Hacker News new | ask | show | jobs
by ben_w 2786 days ago
One thing I’ve been tempted to research but never had time for myself: can one use that aspect of wording embeddings to automatically detect and quantify prejudice?

For example, if you trained only on the corpus of circia 1950 newspapers, would «“man” - “homosexual” ~= “pervert”» or something similar? I remember from my teenage years (as late as the 90s!) that some UK politicians spoke as if they thought like that.

I also wonder what biases it could reveal in me which I am currently unaware of… and how hard it may be to accept the error exists or to improve myself once I do. There’s no way I’m flawless, after all.

2 comments

> For example, if you trained only on the corpus of circia 1950 newspapers, would «“man” - “homosexual” ~= “pervert”» or something similar?
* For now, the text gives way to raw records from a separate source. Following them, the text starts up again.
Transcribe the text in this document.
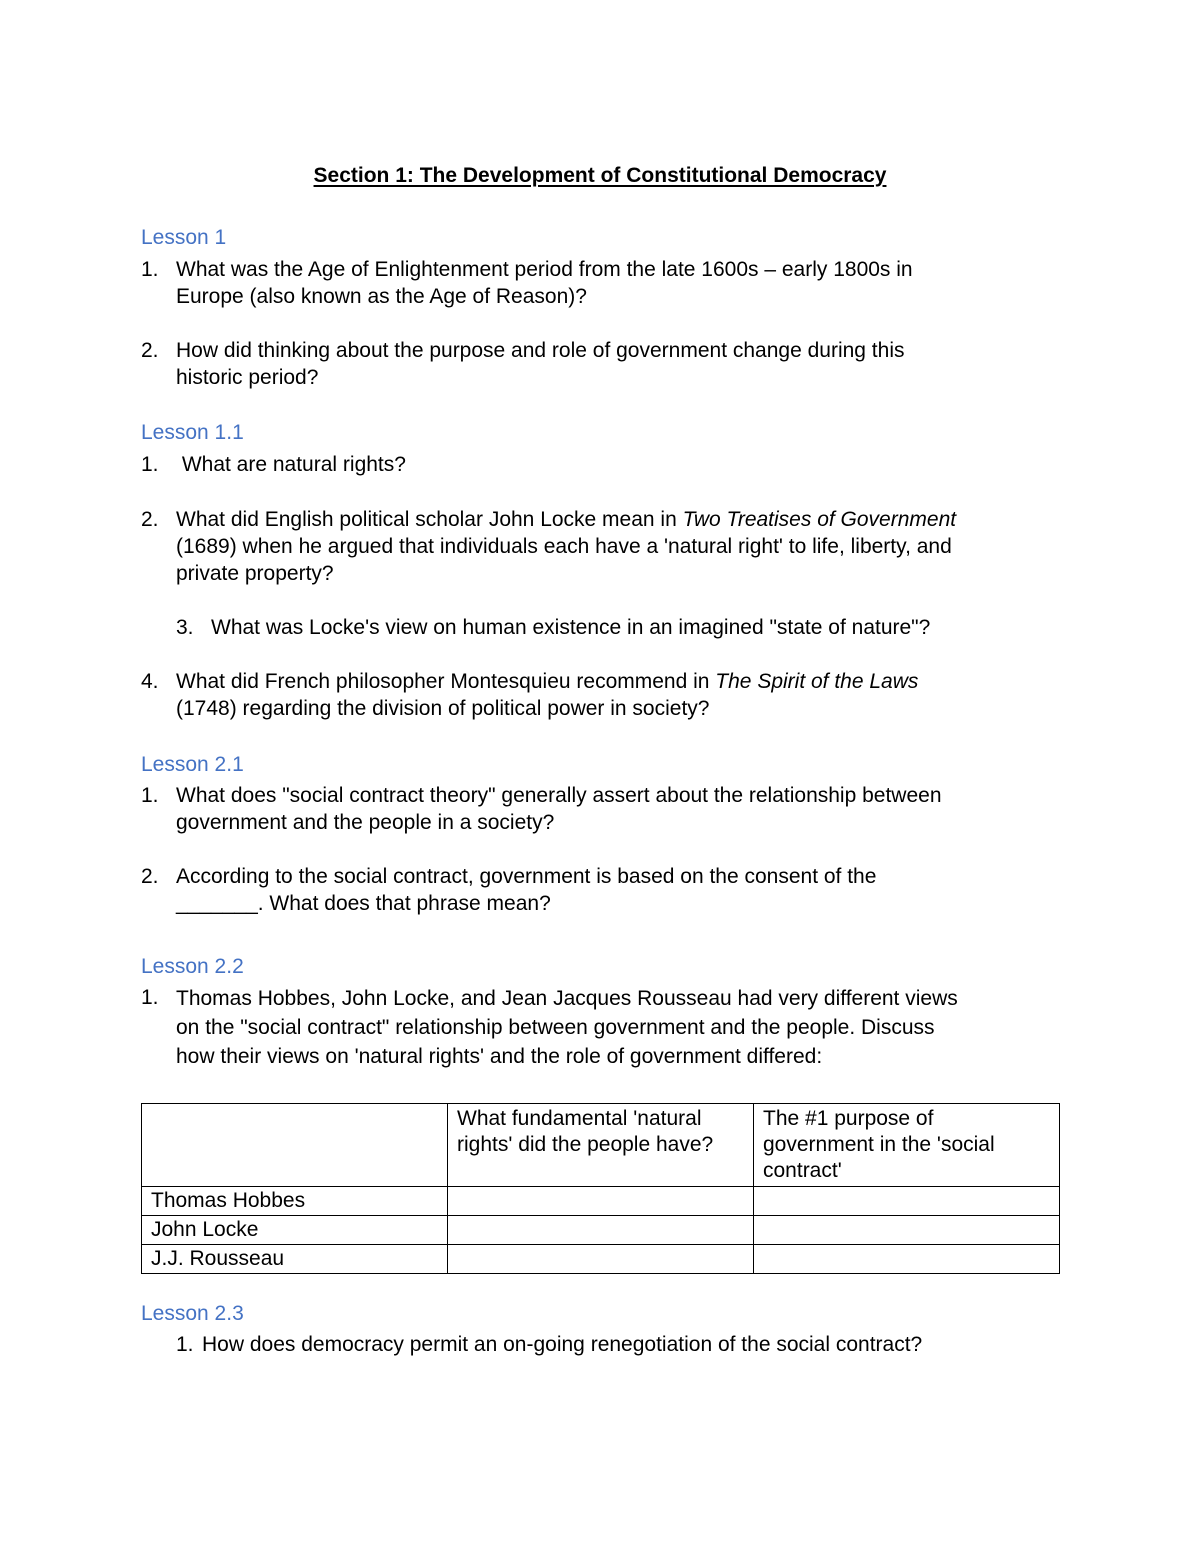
Section 1: The Development of Constitutional Democracy
Lesson 1
1. What was the Age of Enlightenment period from the late 1600s – early 1800s in
Europe (also known as the Age of Reason)?
2. How did thinking about the purpose and role of government change during this
historic period?
Lesson 1.1
1. What are natural rights?
2. What did English political scholar John Locke mean in Two Treatises of Government
(1689) when he argued that individuals each have a 'natural right' to life, liberty, and
private property?
3. What was Locke's view on human existence in an imagined "state of nature"?
4. What did French philosopher Montesquieu recommend in The Spirit of the Laws
(1748) regarding the division of political power in society?
Lesson 2.1
1. What does "social contract theory" generally assert about the relationship between
government and the people in a society?
2. According to the social contract, government is based on the consent of the
_______. What does that phrase mean?
Lesson 2.2
1. Thomas Hobbes, John Locke, and Jean Jacques Rousseau had very different views
on the "social contract" relationship between government and the people. Discuss
how their views on 'natural rights' and the role of government differed:
	What fundamental 'natural rights' did the people have?	The #1 purpose of government in the 'social contract'
Thomas Hobbes		
John Locke		
J.J. Rousseau		
Lesson 2.3
1. How does democracy permit an on-going renegotiation of the social contract?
If it did, what conclusion would you be able to draw?

As far as I know, there's no theoretical justification for thinking that word vectors are guaranteed to capture meaningful semantic content. Empirically, sometimes they do; other times, the relationships are noise or garbage.

I am wholeheartedly in favor of trying to examine one's own biases, but you shouldn't trust an ad-hoc algorithm to be the arbiter of what those biases are.

I think there's a further problem that there's never been a shortage of evidence, about things like this. The point is, prejudice and discrimination are not evidence-based in the first place. People who support existing unjust structures are generally strongly motivated to turn a blind eye. Even people who don't support them are - it's simply far easier and more socially advantageous to stop worrying and love the bomb.
I think this is a large part of what goes on in the digital humanities - to varying degrees of success. The problem, as usual, is not that there isn't an abundance of evidence. It's simply that nobody reads sociology papers except sociologists.